# ST Coilover Suspension Review



## mingmoneypit (Mar 3, 2008)

*Year / Model Reviewed:*
2003 Audi TT Quattro

*Strengths:*
Inexpensive, great handling without sacrificing too much ride comfort

*Weaknesses:*
Adjustability, Low adjustment for Rear

*Summary:*
I picked up a set of ST Coils the other day from Autotech (www.autotech.com) and was impressed with what I received. I knew that KW was distributing the ST Coils but I didn’t expect to see the springs themselves stamped by KW. Build quality also seemed on par with my previous set of KW V2s. 



















Installation was pretty straightforward, even though no installation instructions were provided. For anyone that has previously installed coils it wouldn’t’ be a problem, however, for a first time enthusiast this might cause problems.

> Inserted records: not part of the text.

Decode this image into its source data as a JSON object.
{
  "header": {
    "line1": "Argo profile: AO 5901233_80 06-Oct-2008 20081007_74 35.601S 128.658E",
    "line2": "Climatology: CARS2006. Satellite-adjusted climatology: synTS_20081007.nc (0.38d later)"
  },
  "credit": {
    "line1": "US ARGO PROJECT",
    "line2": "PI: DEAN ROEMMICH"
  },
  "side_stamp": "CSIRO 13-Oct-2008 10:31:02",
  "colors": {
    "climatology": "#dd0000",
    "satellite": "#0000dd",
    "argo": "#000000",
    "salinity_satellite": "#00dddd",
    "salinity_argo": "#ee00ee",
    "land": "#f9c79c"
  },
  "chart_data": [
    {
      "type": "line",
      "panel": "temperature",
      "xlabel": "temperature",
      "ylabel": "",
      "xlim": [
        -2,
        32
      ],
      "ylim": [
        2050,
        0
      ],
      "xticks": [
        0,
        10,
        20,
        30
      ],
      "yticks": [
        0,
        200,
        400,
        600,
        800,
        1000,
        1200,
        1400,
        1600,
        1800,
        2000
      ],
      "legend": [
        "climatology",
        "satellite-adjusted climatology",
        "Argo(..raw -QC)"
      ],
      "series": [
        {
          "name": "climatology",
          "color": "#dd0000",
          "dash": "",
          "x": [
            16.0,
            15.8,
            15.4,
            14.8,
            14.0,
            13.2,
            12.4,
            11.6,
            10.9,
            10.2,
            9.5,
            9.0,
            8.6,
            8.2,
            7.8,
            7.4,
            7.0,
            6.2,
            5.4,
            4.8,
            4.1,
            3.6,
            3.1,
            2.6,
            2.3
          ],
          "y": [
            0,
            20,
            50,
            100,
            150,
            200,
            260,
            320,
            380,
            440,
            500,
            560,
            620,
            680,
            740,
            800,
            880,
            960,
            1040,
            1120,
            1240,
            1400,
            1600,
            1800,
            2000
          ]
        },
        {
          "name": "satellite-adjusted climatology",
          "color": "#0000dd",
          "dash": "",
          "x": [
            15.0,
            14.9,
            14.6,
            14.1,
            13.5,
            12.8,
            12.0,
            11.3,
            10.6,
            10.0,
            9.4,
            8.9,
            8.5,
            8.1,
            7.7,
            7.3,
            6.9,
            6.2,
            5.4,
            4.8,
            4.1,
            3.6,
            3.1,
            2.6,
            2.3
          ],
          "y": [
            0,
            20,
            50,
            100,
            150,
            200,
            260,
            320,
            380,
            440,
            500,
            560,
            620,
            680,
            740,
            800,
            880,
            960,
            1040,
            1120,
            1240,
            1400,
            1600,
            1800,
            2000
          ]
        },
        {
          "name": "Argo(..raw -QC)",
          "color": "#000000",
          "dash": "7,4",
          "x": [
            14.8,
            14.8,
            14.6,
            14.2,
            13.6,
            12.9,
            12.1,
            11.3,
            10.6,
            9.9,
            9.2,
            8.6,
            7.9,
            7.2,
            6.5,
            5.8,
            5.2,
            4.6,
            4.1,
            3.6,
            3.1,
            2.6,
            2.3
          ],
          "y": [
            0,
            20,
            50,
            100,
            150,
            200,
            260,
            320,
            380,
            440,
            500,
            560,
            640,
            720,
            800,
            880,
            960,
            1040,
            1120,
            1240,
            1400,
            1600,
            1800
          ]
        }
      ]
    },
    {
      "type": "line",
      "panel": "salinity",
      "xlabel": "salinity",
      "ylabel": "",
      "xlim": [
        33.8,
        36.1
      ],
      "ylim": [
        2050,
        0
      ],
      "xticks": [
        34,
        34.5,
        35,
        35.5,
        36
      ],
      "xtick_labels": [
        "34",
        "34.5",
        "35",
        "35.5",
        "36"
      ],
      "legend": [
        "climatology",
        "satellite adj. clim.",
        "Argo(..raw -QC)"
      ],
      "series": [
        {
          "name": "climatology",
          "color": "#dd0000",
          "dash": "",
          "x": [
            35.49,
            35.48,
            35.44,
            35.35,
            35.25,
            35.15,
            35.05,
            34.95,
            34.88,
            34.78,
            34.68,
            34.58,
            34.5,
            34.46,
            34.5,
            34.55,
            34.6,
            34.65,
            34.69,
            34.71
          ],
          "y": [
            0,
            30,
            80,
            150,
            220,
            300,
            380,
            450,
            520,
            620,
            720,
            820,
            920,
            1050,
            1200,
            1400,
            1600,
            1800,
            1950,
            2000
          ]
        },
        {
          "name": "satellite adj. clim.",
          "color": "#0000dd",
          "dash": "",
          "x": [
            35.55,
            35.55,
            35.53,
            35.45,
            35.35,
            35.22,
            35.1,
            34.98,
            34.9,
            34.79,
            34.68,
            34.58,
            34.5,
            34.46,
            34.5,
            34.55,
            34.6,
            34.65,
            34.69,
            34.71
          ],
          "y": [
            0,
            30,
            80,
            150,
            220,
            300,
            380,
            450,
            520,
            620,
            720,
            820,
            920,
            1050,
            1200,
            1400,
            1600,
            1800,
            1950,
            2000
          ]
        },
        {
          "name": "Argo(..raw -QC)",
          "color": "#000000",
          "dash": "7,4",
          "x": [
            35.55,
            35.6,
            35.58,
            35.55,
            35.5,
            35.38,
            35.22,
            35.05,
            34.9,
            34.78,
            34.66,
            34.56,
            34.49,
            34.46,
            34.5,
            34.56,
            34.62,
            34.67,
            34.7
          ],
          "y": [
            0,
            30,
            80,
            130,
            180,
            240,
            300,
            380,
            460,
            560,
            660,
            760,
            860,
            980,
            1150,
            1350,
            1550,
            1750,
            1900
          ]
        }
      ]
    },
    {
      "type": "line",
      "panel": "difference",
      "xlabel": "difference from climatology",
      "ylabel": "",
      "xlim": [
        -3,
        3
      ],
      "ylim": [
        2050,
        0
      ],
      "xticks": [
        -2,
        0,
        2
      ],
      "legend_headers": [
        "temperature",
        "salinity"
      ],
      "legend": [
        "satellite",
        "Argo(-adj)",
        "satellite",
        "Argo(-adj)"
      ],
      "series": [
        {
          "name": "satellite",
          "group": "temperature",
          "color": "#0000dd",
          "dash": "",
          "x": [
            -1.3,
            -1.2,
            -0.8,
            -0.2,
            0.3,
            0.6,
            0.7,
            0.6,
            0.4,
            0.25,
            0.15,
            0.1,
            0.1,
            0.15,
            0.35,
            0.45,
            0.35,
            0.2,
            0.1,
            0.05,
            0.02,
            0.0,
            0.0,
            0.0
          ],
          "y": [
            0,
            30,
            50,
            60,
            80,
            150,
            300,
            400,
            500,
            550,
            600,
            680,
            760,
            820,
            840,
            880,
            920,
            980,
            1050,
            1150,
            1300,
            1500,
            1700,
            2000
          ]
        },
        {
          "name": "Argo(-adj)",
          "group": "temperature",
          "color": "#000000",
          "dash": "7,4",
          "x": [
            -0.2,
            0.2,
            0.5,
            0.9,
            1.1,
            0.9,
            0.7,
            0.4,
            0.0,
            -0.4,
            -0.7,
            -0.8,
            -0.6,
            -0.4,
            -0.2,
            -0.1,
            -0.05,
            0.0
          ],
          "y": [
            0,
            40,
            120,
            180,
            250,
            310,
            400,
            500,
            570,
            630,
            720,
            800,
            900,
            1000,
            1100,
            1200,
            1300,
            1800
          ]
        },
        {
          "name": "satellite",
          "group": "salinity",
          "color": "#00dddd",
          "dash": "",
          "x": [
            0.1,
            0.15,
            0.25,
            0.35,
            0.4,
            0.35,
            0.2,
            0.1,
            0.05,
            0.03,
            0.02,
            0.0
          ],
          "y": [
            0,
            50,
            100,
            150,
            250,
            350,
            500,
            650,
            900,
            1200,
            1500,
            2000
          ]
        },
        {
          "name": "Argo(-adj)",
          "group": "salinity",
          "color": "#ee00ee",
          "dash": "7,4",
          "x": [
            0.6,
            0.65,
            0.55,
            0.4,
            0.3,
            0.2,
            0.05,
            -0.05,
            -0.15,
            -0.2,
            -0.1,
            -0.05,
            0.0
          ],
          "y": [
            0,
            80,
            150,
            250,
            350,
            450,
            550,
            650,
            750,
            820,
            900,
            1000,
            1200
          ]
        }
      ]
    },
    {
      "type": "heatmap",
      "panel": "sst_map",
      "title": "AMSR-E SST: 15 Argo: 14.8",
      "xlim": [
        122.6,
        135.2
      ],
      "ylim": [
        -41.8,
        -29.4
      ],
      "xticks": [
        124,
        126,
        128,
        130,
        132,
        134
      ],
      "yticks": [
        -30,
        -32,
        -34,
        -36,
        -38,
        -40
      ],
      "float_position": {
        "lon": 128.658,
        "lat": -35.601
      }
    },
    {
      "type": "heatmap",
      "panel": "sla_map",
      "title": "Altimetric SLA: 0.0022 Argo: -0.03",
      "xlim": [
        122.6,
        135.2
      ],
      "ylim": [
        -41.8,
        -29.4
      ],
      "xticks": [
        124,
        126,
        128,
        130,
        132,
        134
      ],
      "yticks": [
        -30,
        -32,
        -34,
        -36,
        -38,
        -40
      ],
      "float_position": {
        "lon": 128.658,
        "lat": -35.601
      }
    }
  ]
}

One thing that concerned me was that the rears didn’t’ come with any type of isolate, rubber or plastic, for the top but once everything was installed and driven I couldn’t hear any noise coming from it so I guess it wasn’t needed.





































Once everything was installed and it came time to start dialing them down, the rears were a pain, the collar would just spin unless you reached your hand through the springs in order to keep it from moving. Fronts were a breeze to adjust, no issues. 

The car sits exactly how I want it now, and I didn’t have to sacrifice any comfort in the process. Wife notices that it is slightly bumpier then before but only when you are really paying attention. The car is much flatter around the corners now as well and the coilover kit definitely improved the overall enjoyment of the car. 



















Bottom line is that these coils are a great alternative for anyone that doesn’t want to drop $1500+ on a set of coils. They get the job done, build quality is great, and you can’t beat the price for what you get.


----------



## SteveAngry (Jun 20, 2004)

Thanks for the review!

I'm leaning towards these due to the price...

Steve


----------



## Cabbet (Nov 25, 2007)

Thanks for sharing! I wasn't too sure about these but I am now convinced that they would be a good buy :thumbup:


----------



## [email protected] (Jun 23, 2006)

for a deal give me a call or a PM:thumbup:


----------



## ShockwaveCS (Jun 22, 2006)

i bought some of these too. they ride excellent and are so so comfortable. i chose factory height setting in front paired up with no perch in the rear. rides well and looks good.


----------



## Vdub 2.0 (Jan 8, 2008)

how are these compared to the vmaxx coilovers?


----------



## liloldbie (Jun 23, 2007)

Picked up a set at H2Oi. Can't wait to install mine!

Car looks great man!


----------



## Doooglasss (Aug 28, 2009)

I just literally got out of my friends Mk4 R32 with these exact coilovers on it and for the price I was pretty impressed. LIGHTYEARS better than VMAXX garbage.

Autotech is also a great company to work with!


----------



## Oh_My_VR6 (Sep 6, 2004)

I wish I had picked up a set of these instead of buying second hand SHS coilovers. I've been waiting for over 3 weeks now for missing parts and buyers remorse is really setting in.

Thanks for the review! :thumbup:


----------